I do not know how many letters this makes to you. For a while after the Arbor Day I spent in Georgia, I would send them to your sister there. She would write back as you. She had practiced your hand from the letters she had from you during the war, tracing them as she grew up the way other children trace animals or flowers out of encyclopedias. We both went a long way toward believing. She cut short her hair and nails, carved our initials, yours and mine, into one of the trees. She had her picture taken by the tree while she wore your old work clothes. But the closer she got to you, the more I missed the things that she was not. Maybe I am cursed with too much memory. Maybe I write these letters as a way of forgetting. I watch the nicotine stains on my fingernails grow out as the nail grows out, and I think to myself that by the time the yellow splotches reach the tip, I will be over this. They do and I am not and I smoke more and my nails are stained. Perhaps I will clip them and send them off with this letter.
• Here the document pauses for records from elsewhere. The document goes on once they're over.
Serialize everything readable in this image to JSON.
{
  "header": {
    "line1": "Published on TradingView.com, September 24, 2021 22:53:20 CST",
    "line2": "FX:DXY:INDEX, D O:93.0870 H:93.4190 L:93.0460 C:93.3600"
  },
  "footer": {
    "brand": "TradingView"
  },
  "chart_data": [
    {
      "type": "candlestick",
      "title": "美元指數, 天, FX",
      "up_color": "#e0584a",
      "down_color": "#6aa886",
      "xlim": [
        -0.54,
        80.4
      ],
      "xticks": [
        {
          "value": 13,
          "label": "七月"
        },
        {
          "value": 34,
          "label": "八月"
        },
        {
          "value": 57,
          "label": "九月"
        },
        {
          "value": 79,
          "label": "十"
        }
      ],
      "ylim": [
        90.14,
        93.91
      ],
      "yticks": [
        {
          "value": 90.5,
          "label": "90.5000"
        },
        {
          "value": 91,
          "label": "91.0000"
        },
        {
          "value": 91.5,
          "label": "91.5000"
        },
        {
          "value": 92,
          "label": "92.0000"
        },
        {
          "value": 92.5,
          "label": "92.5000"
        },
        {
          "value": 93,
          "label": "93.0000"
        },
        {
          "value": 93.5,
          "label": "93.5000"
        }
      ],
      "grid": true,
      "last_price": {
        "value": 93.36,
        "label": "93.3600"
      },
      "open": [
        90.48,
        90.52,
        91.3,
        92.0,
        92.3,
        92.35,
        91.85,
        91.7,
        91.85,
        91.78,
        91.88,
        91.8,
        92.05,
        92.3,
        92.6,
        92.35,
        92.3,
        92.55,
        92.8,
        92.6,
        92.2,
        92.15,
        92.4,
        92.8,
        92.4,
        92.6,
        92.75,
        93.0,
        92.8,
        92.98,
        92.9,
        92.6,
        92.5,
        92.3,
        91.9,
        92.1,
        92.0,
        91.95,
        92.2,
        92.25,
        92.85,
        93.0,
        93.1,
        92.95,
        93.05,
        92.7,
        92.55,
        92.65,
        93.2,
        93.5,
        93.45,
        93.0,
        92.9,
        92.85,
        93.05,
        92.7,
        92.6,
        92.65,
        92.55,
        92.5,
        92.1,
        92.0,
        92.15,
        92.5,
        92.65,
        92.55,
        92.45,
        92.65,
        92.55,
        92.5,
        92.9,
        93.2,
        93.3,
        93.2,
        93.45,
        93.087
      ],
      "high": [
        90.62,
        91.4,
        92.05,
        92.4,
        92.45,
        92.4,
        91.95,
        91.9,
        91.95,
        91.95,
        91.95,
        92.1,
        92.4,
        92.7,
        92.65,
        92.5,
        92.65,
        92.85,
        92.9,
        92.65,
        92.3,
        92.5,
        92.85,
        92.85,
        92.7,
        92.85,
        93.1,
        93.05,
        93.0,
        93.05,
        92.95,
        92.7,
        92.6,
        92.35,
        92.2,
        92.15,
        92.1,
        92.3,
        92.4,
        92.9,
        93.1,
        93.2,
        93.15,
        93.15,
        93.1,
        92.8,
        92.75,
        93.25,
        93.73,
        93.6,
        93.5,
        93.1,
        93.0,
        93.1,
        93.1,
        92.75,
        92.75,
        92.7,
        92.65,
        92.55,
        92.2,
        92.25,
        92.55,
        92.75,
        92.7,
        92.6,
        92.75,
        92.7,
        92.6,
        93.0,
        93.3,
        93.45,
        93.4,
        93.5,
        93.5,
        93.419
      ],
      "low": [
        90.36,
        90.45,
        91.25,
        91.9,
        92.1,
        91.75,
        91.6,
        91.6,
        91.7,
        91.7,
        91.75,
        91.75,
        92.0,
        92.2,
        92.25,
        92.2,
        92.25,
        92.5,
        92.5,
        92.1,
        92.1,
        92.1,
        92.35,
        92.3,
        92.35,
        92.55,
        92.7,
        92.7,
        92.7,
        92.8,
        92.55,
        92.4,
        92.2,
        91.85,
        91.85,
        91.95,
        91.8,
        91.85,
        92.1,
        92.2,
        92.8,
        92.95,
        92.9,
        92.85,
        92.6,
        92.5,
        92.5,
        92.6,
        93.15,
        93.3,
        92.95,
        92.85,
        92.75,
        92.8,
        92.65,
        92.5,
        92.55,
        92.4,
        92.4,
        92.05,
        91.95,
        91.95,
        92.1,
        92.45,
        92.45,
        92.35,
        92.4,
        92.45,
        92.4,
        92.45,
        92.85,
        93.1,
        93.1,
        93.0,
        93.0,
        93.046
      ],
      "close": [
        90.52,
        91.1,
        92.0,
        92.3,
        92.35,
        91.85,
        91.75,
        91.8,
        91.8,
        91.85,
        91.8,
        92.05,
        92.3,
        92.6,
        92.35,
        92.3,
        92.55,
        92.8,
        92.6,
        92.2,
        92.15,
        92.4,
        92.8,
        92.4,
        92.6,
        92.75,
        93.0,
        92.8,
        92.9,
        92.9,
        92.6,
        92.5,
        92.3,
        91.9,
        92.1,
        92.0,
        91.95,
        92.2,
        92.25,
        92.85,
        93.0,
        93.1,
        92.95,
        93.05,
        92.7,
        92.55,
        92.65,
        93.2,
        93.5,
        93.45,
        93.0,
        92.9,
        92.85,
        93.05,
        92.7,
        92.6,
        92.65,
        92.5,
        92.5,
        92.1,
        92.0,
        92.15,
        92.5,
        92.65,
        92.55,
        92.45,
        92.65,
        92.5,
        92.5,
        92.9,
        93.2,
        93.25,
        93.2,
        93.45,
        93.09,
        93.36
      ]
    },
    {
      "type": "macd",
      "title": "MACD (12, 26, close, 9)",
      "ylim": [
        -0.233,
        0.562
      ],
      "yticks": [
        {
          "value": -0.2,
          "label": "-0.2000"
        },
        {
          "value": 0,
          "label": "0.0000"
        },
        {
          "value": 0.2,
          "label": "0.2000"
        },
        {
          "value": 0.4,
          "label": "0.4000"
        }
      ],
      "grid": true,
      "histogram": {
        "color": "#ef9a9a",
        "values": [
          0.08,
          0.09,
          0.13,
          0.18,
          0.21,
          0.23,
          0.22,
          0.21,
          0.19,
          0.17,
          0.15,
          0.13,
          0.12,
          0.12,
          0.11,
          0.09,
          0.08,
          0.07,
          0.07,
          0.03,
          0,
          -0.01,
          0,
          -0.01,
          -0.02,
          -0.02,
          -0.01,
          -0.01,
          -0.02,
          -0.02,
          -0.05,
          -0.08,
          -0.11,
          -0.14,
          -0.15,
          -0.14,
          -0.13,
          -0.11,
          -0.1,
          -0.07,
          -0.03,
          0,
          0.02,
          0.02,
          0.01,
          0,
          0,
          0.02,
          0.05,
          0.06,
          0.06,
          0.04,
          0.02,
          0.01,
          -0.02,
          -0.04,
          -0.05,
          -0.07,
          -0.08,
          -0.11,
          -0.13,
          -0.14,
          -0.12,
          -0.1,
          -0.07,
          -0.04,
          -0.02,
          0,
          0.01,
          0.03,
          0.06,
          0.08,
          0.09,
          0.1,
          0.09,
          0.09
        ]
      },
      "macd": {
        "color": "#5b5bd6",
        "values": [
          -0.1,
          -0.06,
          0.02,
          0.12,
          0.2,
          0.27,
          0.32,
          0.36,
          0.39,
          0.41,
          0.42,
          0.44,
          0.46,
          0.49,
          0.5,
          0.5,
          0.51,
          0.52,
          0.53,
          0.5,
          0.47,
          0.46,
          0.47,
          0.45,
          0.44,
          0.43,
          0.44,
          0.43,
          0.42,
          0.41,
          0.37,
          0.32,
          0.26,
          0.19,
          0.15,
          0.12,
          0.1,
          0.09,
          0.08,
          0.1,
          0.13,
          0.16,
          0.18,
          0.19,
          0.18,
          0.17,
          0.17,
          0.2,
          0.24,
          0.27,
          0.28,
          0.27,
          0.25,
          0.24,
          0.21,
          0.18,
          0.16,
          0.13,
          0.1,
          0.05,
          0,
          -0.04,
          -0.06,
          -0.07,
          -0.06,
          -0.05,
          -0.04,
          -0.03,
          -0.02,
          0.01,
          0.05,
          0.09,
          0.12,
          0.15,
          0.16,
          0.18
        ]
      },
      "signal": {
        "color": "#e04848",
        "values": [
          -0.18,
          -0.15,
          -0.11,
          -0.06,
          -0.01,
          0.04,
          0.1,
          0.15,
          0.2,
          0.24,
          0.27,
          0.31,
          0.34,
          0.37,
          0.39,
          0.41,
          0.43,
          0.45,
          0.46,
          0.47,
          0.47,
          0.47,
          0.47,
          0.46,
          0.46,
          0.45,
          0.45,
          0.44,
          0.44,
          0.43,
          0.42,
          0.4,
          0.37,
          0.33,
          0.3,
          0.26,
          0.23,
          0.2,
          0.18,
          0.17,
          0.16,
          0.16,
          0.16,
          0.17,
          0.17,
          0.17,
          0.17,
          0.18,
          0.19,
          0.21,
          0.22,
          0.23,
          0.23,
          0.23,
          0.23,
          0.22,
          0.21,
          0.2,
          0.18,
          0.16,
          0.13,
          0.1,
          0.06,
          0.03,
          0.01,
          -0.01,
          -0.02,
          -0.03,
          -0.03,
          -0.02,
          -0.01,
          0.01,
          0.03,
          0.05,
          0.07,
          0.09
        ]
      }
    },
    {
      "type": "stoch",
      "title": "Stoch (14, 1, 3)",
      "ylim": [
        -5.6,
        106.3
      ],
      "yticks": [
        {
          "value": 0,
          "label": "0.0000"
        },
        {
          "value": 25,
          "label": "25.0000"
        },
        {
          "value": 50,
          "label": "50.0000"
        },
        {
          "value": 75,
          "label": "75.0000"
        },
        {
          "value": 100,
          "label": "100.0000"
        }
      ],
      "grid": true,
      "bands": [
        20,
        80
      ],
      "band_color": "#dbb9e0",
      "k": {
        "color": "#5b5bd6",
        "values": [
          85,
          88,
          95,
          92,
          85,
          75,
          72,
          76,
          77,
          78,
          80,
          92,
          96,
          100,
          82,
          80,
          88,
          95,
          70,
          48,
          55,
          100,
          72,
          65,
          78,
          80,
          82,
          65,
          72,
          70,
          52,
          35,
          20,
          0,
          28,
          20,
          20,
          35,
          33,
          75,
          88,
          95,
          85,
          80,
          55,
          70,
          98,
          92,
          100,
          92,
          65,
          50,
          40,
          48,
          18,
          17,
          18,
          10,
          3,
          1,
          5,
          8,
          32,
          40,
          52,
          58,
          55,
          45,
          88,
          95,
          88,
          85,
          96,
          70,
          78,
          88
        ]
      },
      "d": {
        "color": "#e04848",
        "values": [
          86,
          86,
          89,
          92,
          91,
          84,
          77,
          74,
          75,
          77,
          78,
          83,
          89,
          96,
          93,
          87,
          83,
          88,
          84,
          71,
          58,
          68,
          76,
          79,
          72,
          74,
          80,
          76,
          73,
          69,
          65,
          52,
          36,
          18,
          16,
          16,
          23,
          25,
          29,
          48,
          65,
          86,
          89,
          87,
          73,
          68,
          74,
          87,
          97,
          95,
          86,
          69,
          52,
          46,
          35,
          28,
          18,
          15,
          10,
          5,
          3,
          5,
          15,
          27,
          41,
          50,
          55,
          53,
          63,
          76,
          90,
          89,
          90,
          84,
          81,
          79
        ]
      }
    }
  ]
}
Of course, there are other men. Mr. Lee, who brings me the fried bananas and the fortune cookies without fortunes he buys half-priced at the bakery thrift shop. There’s him. He clips articles for me from the National Geographic. He takes me to movies at the Circle Theatre. There is the floorwalker at L. S. Ayres, who began by suspecting me as I wandered around the mezzanine near the stamp corner. But I was innocent, and he led me to the perfume counter where he spotted my arms with samples. What could they say to me? “He is dead and gone.” They are too polite for that. To them, I am a story they could tell their grandchildren. “I knew a woman once.”

Recently, I met another man.

At my table at the Legion, I found a box of chocolate-covered cherries. I thought someone had forgotten them from the day before, and I tried to turn them in to the woman at the desk. She said no, they were for me. “A Mr. Welch left them for you himself.” Welch’s was the brand name on the box.

That night as I watched television, he appeared in the jinriksha, bedecked with flowers. “Audrey, my dear, come for a ride with me.”

The men watching television looked to see him too, a tall man in a linen suit and Panama. “I am Robert Welch,” he said. “It was I who left the bonbons for you.” The women in the gutter clucked. “Come here,” he said, “I have things to tell you about your Captain Birch.” Such a nice smile. He held out a candied egg. “For you.”

The men had turned back to the television in the window. The women leaned together. “I have irrefutable proof that John Birch was killed by Communists in nineteen forty-five.”